If you’re an investor or market watcher, it’s not unreasonable to have a bit of whiplash.
Markets from stocks to credit nosedived to start 2016 before making a fairy-tale-like comeback.
According to Blackstone CEO Steve Schwarzman, even though this turnaround could engender some cheery feelings, you shouldn’t get too comfortable because the market is actually a bit dicey.
“The market tantrum in the first part of the year resulted in lots of dislocation, some of which has normalized, some of which has not,” he said in the company’s quarterly earnings call Thursday.
“For example, many hedge funds were caught wrong footed in a classic short squeeze when the markets rebounded in March. Segments of the debt market still remain under considerable pressure. Investment sentiment is fragile and characterized by significant caution around choppy economic data, negative rates, political rhetoric and other factors.”
Schwarzman clearly has a litany of legitimate issues with the market, and he supports his relative bearishness with a little data on investing returns this year.
“If you had been invested in the typical portfolio, mostly equities and fixed incomes, you would have made basically no money so far this year as well as all of last year,” he said.
“Most pension funds is one example, obviously [they] can’t reach their actuarial targets of 7% to 8% at the rates of return we’ve seen in the public markets and that’s not even addressing the issue of volatility.”
Schwarzman isn’t the first to make this point. Goldman Sachs CFO Harvey Schwartz said on a recent conference call that nearly 80% of the largest active US equity mutual funds underperformed their benchmarks in the first quarter.

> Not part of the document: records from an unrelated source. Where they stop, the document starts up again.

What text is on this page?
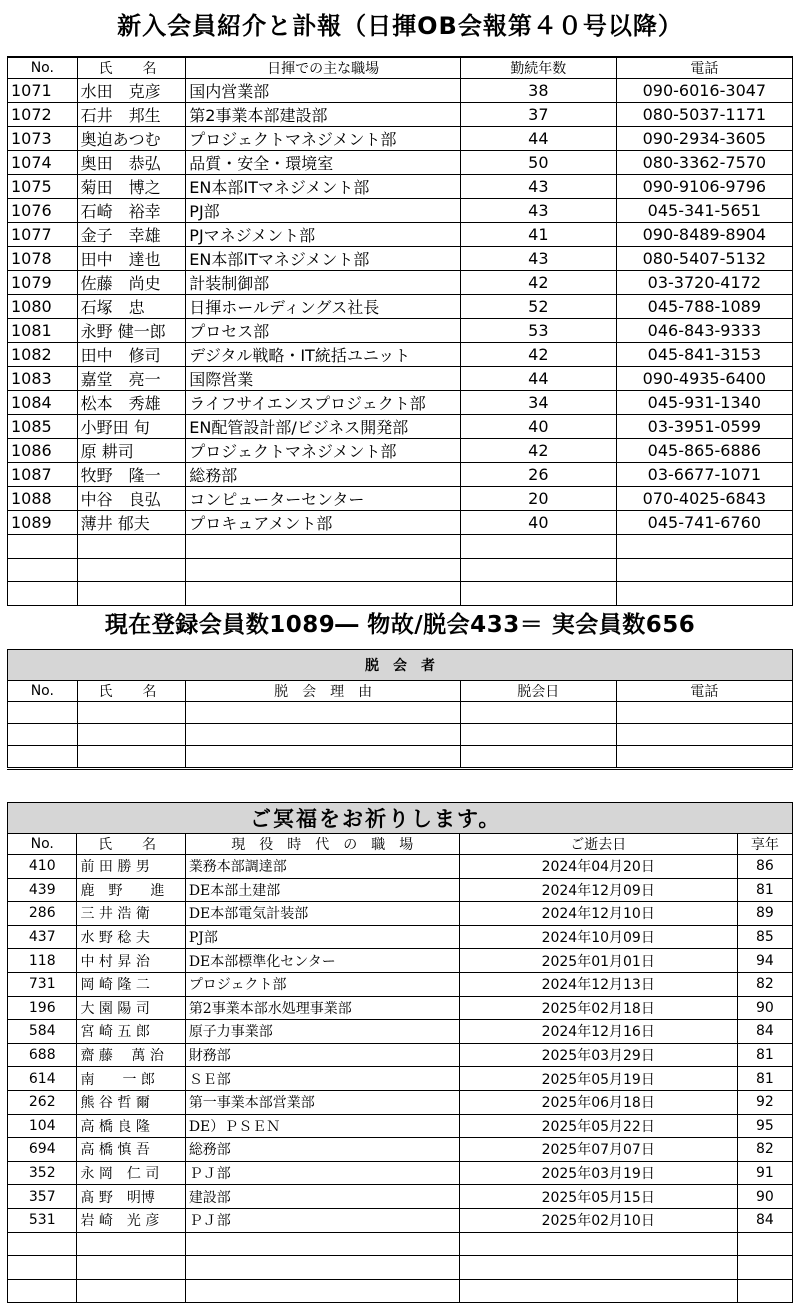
新入会員紹介と訃報（日揮OB会報第４０号以降）
No.	氏　名	日揮での主な職場	勤続年数	電話
1071	水田　克彦	国内営業部	38	090-6016-3047
1072	石井　邦生	第2事業本部建設部	37	080-5037-1171
1073	奥迫あつむ	プロジェクトマネジメント部	44	090-2934-3605
1074	奥田　恭弘	品質・安全・環境室	50	080-3362-7570
1075	菊田　博之	EN本部ITマネジメント部	43	090-9106-9796
1076	石崎　裕幸	PJ部	43	045-341-5651
1077	金子　幸雄	PJマネジメント部	41	090-8489-8904
1078	田中　達也	EN本部ITマネジメント部	43	080-5407-5132
1079	佐藤　尚史	計装制御部	42	03-3720-4172
1080	石塚　忠	日揮ホールディングス社長	52	045-788-1089
1081	永野 健一郎	プロセス部	53	046-843-9333
1082	田中　修司	デジタル戦略・IT統括ユニット	42	045-841-3153
1083	嘉堂　亮一	国際営業	44	090-4935-6400
1084	松本　秀雄	ライフサイエンスプロジェクト部	34	045-931-1340
1085	小野田 旬	EN配管設計部/ビジネス開発部	40	03-3951-0599
1086	原 耕司	プロジェクトマネジメント部	42	045-865-6886
1087	牧野　隆一	総務部	26	03-6677-1071
1088	中谷　良弘	コンピューターセンター	20	070-4025-6843
1089	薄井 郁夫	プロキュアメント部	40	045-741-6760

現在登録会員数1089― 物故/脱会433＝ 実会員数656
脱　会　者				
No.	氏　名	脱　会　理　由	脱会日	電話

ご冥福をお祈りします。				
No.	氏　名	現　役　時　代　の　職　場	ご逝去日	享年
410	前 田 勝 男	業務本部調達部	2024年04月20日	86
439	鹿　野　　進	DE本部土建部	2024年12月09日	81
286	三 井 浩 衛	DE本部電気計装部	2024年12月10日	89
437	水 野 稔 夫	PJ部	2024年10月09日	85
118	中 村 昇 治	DE本部標準化センター	2025年01月01日	94
731	岡 崎 隆 二	プロジェクト部	2024年12月13日	82
196	大 園 陽 司	第2事業本部水処理事業部	2025年02月18日	90
584	宮 崎 五 郎	原子力事業部	2024年12月16日	84
688	齋 藤　 萬 治	財務部	2025年03月29日	81
614	南　　一 郎	ＳＥ部	2025年05月19日	81
262	熊 谷 哲 爾	第一事業本部営業部	2025年06月18日	92
104	高 橋 良 隆	DE）ＰＳＥＮ	2025年05月22日	95
694	高 橋 慎 吾	総務部	2025年07月07日	82
352	永 岡　仁 司	ＰＪ部	2025年03月19日	91
357	髙 野　明博	建設部	2025年05月15日	90
531	岩 崎　光 彦	ＰＪ部	2025年02月10日	84
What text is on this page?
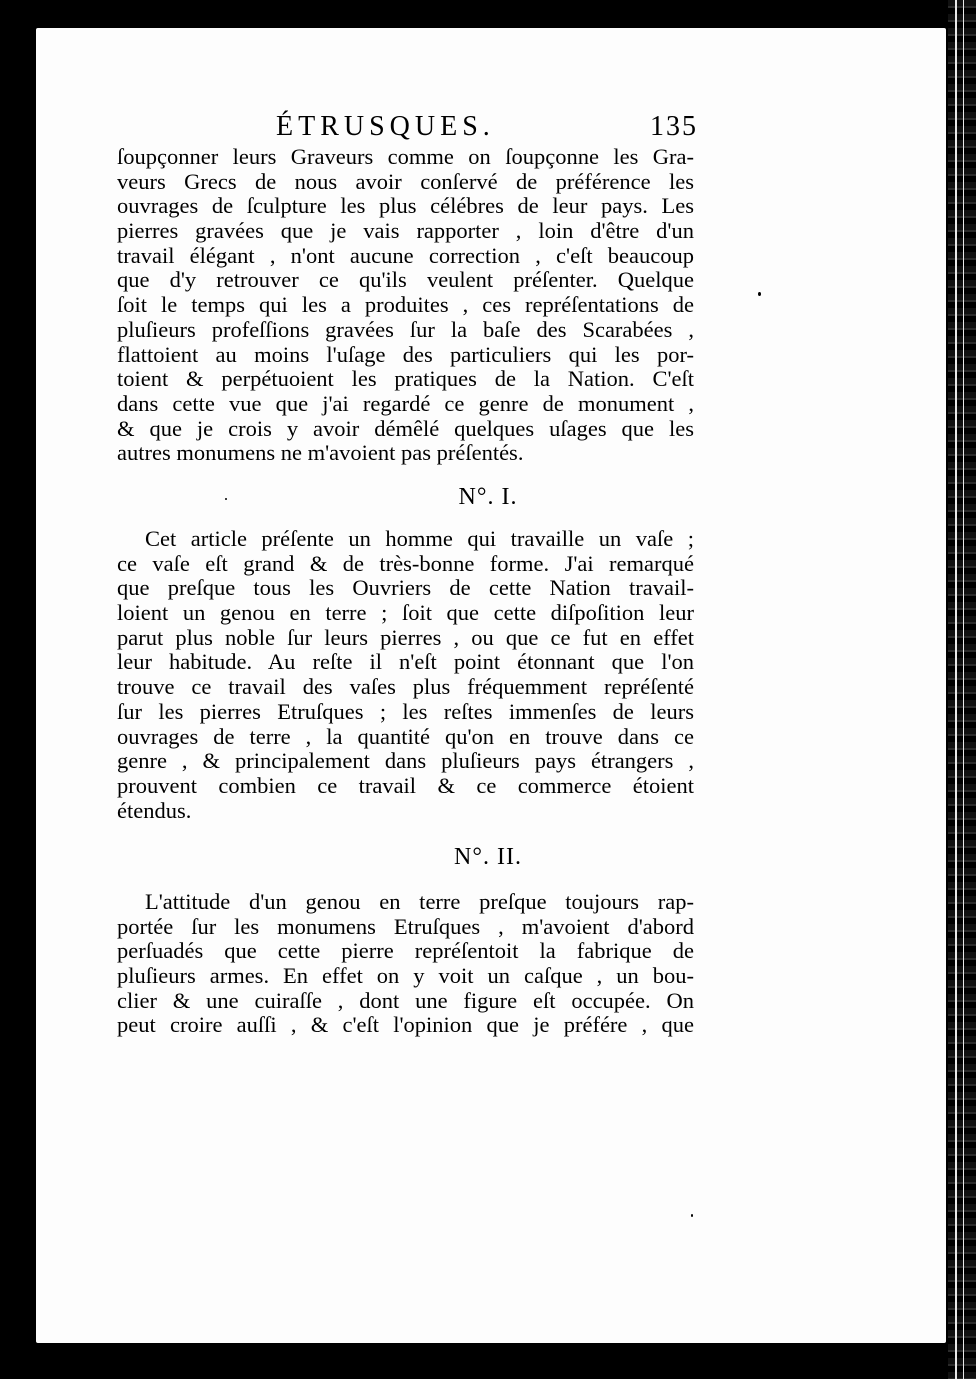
ÉTRUSQUES.	135
ſoupçonner leurs Graveurs comme on ſoupçonne les Gra-
veurs Grecs de nous avoir conſervé de préférence les
ouvrages de ſculpture les plus célébres de leur pays. Les
pierres gravées que je vais rapporter , loin d'être d'un
travail élégant , n'ont aucune correction , c'eſt beaucoup
que d'y retrouver ce qu'ils veulent préſenter. Quelque
ſoit le temps qui les a produites , ces repréſentations de
pluſieurs profeſſions gravées ſur la baſe des Scarabées ,
flattoient au moins l'uſage des particuliers qui les por-
toient & perpétuoient les pratiques de la Nation. C'eſt
dans cette vue que j'ai regardé ce genre de monument ,
& que je crois y avoir démêlé quelques uſages que les
autres monumens ne m'avoient pas préſentés.
N°. I.
Cet article préſente un homme qui travaille un vaſe ;
ce vaſe eſt grand & de très-bonne forme. J'ai remarqué
que preſque tous les Ouvriers de cette Nation travail-
loient un genou en terre ; ſoit que cette diſpoſition leur
parut plus noble ſur leurs pierres , ou que ce fut en effet
leur habitude. Au reſte il n'eſt point étonnant que l'on
trouve ce travail des vaſes plus fréquemment repréſenté
ſur les pierres Etruſques ; les reſtes immenſes de leurs
ouvrages de terre , la quantité qu'on en trouve dans ce
genre , & principalement dans pluſieurs pays étrangers ,
prouvent combien ce travail & ce commerce étoient
étendus.
N°. II.
L'attitude d'un genou en terre preſque toujours rap-
portée ſur les monumens Etruſques , m'avoient d'abord
perſuadés que cette pierre repréſentoit la fabrique de
pluſieurs armes. En effet on y voit un caſque , un bou-
clier & une cuiraſſe , dont une figure eſt occupée. On
peut croire auſſi , & c'eſt l'opinion que je préfére , que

Thomson ReutersSchwarzman, Chairman and CEO of The Blackstone Group, looks on during an interview with Bartiromo, on her Fox Business Network show; “Opening Bell with Maria Bartiromo” in New York
Hedge funds meanwhile are getting walloped. Investors pulled nearly $15 billion from hedge funds in the first quarter — their worst withdrawals in years, according to Hedge Fund Research.“How can investors generate sustained positive returns against this type of turbulence?” asked Schwarzman. “The answer is many can’t, at least in the traditional areas of money management. We’re increasingly looking to the alternative area as a result.”
Surprise! Schwarzman is pitching Blackstone’s investment funds as a part of the solution. Blackstone is an alternative manager offering private equity, hedge fund and credit funds, and the purpose of the call is to convince large investors in the firm on the future of the company.
That means we are getting a bit of a sales pitch from Schwarzman.
Still, it is still interesting to get a peek inside the view of one of the world’s heavyweight investors. Which, it appears, is fairly downtrodden for the average mom and pop investor.
Tread lightly, you never know when a “fragile” market is going to shatter.